Phyllis  Carbone

Obituary of Phyllis Carbone

Phyllis Carbone passed away on Tuesday, January 24 in Des Moines, Washington. She was 89.

 

Phyllis was born in 1933 in Homestead, Montana to LeRoy and Hazel (Norby) Johnson. She spent her early years on her family’s farm near Homestead on land her father leased from the Fort Peck Indian Tribe. She shared happy memories of life on the farm, her dog Teddy and the farm hands who became part of her extended family. 

 

Phyllis’s father died when she was 12, and she moved with her mother and younger brother Winfield to the nearby town of Medicine Lake, where she attended junior high and high school. 

 

Upon graduation, Phyllis received a scholarship to attend Concordia College in Moorhead, Minnesota. She played clarinet in the college band and earned a degree in education. 

 

Her first teaching job was in Helena, Montana. Gilbert Carbone, a staffer at the Montana Education Association, saw Phyllis’s photo on the cover of the fall MEA newsletter and asked a mutual friend to arrange a date. They met at a party following a high school football game. Two months later, they were married in the Homestead Lutheran Church on December 27, 1957. 

 

The couple moved to Eugene, Oregon, so that Gil could pursue a master’s degree at the University of Oregon. Phyllis taught P.E and Health at Cottage Grove Junior High. 

 

When the first of their four daughters was born in 1961, Phyllis left teaching to devote herself to child-raising and family. Their small red cinder block house in Everett, Washington was the scene of many birthday celebrations for the girls, each featuring an elaborate animal-shaped cake made by Phyllis. 

 

After a brief stint in Boise, Idaho, the family settled in Olympia, Washington in 1968. Phyllis was involved in the girls’ schools, attended all their athletic events and band concerts, cooked many wonderful meals, and somehow found time to pursue her interest in painting and print-making.

 

At age 40, Phyllis went back to school and earned a master’s degree at Pacific Lutheran University. After teaching at the local community college and working at state agencies for several years, she landed a job that was perfectly aligned with her skills and experience as an educator and mother: coordinator of the Washington State Dairy Princess (later Ambassador) program.

 

For the next 10 years, Phyllis mentored and nurtured young women as they traveled the state, visiting schools, county fairs, and other events representing the dairy industry and educating people about food and nutrition.

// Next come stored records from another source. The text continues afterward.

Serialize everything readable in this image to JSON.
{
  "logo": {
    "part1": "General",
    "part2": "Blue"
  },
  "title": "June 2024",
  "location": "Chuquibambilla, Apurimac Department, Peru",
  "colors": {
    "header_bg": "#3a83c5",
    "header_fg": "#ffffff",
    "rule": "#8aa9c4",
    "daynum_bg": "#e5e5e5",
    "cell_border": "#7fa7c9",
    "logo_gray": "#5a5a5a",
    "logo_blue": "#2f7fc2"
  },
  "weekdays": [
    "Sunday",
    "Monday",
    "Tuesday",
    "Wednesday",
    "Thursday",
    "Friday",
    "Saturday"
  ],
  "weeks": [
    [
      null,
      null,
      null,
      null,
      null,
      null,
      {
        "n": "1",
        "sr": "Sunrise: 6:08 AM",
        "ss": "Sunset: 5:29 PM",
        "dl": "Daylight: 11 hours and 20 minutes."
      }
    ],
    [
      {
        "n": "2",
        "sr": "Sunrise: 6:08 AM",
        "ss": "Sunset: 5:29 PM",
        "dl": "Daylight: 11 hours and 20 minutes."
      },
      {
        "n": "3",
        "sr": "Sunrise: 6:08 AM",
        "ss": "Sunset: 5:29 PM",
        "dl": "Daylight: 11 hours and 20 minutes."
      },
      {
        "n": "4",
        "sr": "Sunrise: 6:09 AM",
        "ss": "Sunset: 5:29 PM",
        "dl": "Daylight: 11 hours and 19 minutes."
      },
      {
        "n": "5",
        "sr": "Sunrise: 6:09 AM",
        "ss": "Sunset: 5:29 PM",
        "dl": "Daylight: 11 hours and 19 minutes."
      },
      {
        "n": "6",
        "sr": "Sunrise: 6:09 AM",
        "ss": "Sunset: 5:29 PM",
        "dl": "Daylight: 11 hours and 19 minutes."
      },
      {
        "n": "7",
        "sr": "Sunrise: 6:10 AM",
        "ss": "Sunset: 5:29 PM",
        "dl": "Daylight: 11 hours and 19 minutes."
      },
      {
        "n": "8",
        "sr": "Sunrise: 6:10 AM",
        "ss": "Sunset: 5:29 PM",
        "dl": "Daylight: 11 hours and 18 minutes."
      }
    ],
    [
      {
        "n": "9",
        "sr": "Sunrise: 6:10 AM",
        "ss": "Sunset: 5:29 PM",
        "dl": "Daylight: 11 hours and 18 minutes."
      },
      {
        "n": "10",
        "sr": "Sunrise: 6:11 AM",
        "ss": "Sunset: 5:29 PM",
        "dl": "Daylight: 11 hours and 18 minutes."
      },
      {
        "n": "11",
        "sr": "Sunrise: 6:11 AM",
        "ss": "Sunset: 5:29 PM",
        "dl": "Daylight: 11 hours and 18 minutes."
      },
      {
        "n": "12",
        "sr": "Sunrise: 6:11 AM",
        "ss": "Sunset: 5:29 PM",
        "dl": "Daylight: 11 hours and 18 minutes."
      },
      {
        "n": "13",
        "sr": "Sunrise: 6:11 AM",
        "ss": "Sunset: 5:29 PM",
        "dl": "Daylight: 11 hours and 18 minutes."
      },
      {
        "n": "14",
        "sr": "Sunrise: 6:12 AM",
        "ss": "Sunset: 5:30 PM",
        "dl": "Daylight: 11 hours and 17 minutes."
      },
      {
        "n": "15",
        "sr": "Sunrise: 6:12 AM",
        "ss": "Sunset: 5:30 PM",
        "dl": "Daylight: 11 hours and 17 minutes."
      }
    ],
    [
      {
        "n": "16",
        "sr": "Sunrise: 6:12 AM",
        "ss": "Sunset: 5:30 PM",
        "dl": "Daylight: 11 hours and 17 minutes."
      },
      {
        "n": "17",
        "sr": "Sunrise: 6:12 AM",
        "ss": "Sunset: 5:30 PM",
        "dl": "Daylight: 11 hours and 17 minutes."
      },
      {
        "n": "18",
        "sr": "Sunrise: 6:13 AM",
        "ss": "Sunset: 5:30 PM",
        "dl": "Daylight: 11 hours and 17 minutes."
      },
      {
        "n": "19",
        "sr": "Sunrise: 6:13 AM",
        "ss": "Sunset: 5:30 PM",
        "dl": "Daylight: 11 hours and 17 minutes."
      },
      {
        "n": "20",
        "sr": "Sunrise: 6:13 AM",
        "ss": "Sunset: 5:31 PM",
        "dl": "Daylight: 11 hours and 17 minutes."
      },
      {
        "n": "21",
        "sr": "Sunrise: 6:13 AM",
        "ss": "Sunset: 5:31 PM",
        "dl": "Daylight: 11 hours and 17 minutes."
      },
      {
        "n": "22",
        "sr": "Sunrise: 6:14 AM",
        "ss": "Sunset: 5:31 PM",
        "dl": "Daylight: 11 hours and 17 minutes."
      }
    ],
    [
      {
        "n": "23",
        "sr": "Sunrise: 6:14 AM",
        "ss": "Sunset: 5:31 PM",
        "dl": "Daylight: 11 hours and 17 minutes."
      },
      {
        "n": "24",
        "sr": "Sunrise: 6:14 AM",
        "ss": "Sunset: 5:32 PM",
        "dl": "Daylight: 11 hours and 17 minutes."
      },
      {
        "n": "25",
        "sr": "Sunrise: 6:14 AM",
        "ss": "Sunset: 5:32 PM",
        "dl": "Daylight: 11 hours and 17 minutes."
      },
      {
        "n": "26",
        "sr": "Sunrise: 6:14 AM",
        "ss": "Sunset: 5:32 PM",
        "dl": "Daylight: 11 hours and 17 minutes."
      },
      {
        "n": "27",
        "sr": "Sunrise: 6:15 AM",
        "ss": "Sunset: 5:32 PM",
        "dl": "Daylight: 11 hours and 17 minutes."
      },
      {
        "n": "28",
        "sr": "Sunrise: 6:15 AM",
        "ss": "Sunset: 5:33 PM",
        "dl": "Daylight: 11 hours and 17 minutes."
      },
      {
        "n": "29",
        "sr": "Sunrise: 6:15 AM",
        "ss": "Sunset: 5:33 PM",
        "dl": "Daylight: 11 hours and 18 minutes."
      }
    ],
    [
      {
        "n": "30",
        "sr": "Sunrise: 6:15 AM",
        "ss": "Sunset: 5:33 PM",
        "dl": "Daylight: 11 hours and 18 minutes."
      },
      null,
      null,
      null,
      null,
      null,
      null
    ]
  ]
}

She became a second mother to each Dairy Ambassador and kept in touch with many of them over the years.

 

Phyllis was a fantastic chef, and made many gourmet meals for family gatherings. Her holiday feasts were especially memorable. At Christmas, she baked multiple types of cookie and her famous English almond toffee. Making Norwegian lefse was an annual event with her daughters at Christmastime.

 

In 2017, Phyllis and Gil moved to a senior residence near their eldest daughter in Des Moines, Washington, where Gil could receive memory care. Phyllis joined Gil in the memory care unit in 2021, and the family commemorated their 65th wedding anniversary there on December 27.

 

Phyllis is survived by her husband, Gilbert; daughters Catherine Carbone Rogers and husband Ken, Carol Carbone, Carmen Andonian and husband Michael, and Christine DeBell and husband Jeff; son-in-law Chris Jellison; and 10 grandchildren. 

 

A memorial service is planned for this summer in Olympia.. The family has suggested that memorial donations be made to the Judson Park Benevolent Fund through the Human Good Foundation.